Falling Man
- Cover to the first edition
- Author: Don DeLillo
- Language: English
- Genre: Novel
- Publisher: Scribner
- Publication date: 2007
- Publication place: United States
- Media type: Print (hardback)
- Pages: 256 (hardback first edition)
- ISBN: 1-4165-4602-2
- OCLC: 76901941
- LC Class: PS3554.E4425 F36 2007
- Preceded by: Cosmopolis
- Followed by: Point Omega

= Falling Man (novel) =

2007 novel by Don DeLillo

Falling Man is a novel by American writer Don DeLillo, published May 15, 2007. An excerpt from the novel appeared in short story form as "Still Life" in the April 9, 2007, issue of The New Yorker magazine.

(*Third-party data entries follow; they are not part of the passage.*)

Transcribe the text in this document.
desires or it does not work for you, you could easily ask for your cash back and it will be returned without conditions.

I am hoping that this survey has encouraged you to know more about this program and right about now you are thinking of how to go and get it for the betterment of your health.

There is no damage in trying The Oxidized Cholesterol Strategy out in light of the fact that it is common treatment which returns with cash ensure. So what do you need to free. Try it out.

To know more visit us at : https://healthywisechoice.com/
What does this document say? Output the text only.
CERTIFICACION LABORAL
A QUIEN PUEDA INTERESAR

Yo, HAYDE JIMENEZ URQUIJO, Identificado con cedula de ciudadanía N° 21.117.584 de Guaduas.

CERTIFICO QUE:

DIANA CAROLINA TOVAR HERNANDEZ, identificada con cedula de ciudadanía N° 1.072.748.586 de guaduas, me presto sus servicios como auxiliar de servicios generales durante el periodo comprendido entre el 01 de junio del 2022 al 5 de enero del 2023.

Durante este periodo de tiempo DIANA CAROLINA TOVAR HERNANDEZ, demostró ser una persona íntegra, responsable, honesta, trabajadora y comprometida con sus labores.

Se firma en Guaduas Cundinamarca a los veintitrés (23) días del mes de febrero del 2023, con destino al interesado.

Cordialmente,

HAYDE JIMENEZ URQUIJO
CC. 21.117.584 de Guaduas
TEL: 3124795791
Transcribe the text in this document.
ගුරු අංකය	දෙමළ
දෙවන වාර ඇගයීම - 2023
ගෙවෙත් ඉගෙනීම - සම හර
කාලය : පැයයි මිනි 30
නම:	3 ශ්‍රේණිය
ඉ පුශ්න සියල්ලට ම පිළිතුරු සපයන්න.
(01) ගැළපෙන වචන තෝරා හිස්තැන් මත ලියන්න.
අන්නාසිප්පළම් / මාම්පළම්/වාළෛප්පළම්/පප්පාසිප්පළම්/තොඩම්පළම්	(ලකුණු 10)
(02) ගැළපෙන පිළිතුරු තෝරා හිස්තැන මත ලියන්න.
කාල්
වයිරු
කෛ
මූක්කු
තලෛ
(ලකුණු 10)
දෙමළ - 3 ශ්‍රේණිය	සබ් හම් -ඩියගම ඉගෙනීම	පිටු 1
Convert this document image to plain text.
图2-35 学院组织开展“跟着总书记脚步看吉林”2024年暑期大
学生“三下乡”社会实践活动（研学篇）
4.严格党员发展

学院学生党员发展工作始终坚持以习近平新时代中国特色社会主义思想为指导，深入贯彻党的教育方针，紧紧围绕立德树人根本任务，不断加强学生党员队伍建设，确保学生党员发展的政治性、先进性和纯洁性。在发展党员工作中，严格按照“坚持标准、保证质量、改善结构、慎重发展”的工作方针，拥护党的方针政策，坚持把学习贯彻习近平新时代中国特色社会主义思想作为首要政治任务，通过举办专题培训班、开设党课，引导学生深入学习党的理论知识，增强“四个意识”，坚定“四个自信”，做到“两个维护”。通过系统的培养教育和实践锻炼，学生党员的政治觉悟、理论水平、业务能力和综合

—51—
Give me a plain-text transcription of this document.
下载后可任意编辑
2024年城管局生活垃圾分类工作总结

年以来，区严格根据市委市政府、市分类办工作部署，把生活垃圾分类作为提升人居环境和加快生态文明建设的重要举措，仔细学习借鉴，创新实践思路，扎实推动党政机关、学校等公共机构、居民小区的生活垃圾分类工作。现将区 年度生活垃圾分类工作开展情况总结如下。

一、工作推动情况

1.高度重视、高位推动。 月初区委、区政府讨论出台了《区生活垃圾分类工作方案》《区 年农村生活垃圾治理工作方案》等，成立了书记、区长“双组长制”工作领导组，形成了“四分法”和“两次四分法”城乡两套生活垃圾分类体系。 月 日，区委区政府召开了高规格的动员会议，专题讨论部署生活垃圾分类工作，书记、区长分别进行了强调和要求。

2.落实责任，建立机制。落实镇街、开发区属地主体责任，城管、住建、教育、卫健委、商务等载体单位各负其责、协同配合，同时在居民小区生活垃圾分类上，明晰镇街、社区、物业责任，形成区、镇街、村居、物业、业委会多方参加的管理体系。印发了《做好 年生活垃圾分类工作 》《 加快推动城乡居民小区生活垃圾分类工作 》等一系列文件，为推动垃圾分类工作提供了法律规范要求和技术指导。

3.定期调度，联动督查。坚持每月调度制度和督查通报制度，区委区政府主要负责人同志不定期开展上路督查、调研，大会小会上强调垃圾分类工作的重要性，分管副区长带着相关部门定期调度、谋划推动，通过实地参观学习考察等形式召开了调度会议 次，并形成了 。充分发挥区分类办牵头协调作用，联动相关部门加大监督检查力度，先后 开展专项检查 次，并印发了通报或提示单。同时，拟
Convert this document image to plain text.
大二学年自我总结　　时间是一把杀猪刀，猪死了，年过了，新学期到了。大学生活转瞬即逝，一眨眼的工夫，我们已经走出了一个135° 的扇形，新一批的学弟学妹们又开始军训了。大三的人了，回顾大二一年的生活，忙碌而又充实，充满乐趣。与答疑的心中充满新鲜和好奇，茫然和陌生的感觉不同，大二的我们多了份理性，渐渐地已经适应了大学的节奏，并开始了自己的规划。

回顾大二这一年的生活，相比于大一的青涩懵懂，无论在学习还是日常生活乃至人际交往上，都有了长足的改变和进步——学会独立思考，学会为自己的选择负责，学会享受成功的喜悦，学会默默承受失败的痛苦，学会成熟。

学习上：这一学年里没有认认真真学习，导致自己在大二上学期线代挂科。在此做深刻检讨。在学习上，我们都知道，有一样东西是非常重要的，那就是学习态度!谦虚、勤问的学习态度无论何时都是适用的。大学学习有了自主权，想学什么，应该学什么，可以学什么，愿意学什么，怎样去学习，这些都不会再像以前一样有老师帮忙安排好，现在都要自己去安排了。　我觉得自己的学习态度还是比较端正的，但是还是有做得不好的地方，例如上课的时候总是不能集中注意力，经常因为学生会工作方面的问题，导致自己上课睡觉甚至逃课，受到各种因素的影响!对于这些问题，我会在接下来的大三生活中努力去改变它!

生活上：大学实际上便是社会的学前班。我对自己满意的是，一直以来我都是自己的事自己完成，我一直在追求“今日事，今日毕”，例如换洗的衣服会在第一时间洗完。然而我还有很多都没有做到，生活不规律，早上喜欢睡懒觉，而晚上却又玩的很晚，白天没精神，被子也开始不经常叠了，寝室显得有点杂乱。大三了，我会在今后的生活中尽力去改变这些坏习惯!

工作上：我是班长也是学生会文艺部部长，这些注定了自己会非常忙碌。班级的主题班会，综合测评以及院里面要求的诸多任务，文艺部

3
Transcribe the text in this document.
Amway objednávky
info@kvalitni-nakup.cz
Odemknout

Falling Man concerns a survivor of the 9/11 attacks and the effect his experiences on that day have on his life thereafter.

==Themes==
Like DeLillo's previous works, the novel is thematically concerned with the symbolic nature of terrorist violence portrayed through the mass media. In addition, DeLillo's narrative examines the possibilities of reinventing individual identity as well as the tendency of individuals to construct their identities through a group mentality. The Falling Man himself is symbolic of "the hubris of trying to make art out of horror."

==Reception==
Michiko Kakutani writing for The New York Times considered it a disappointment, saying that although "flashes of Mr. DeLillo’s extraordinary gifts for language can be found in his depiction of the surreal events Keith witnessed on 9/11 ... the remainder of the novel feels tired and brittle." World Socialist Web Site critic Sandy English concluded that parts of the novel were "moving, and one can learn something about the reactions of a particular social layer in New York at the time," but as a whole it "does not succeed as a unified work of art. It falls short of the significance of the events themselves."

Some critics were more positive: both Laura Miller in Salon and Jennifer Reese in Entertainment Weekly described it as DeLillo's best novel since Underworld in 1997, with Miller noting that "DeLillo is a master of the prose riff, and there are a few riffs in here as good as anything he's ever produced."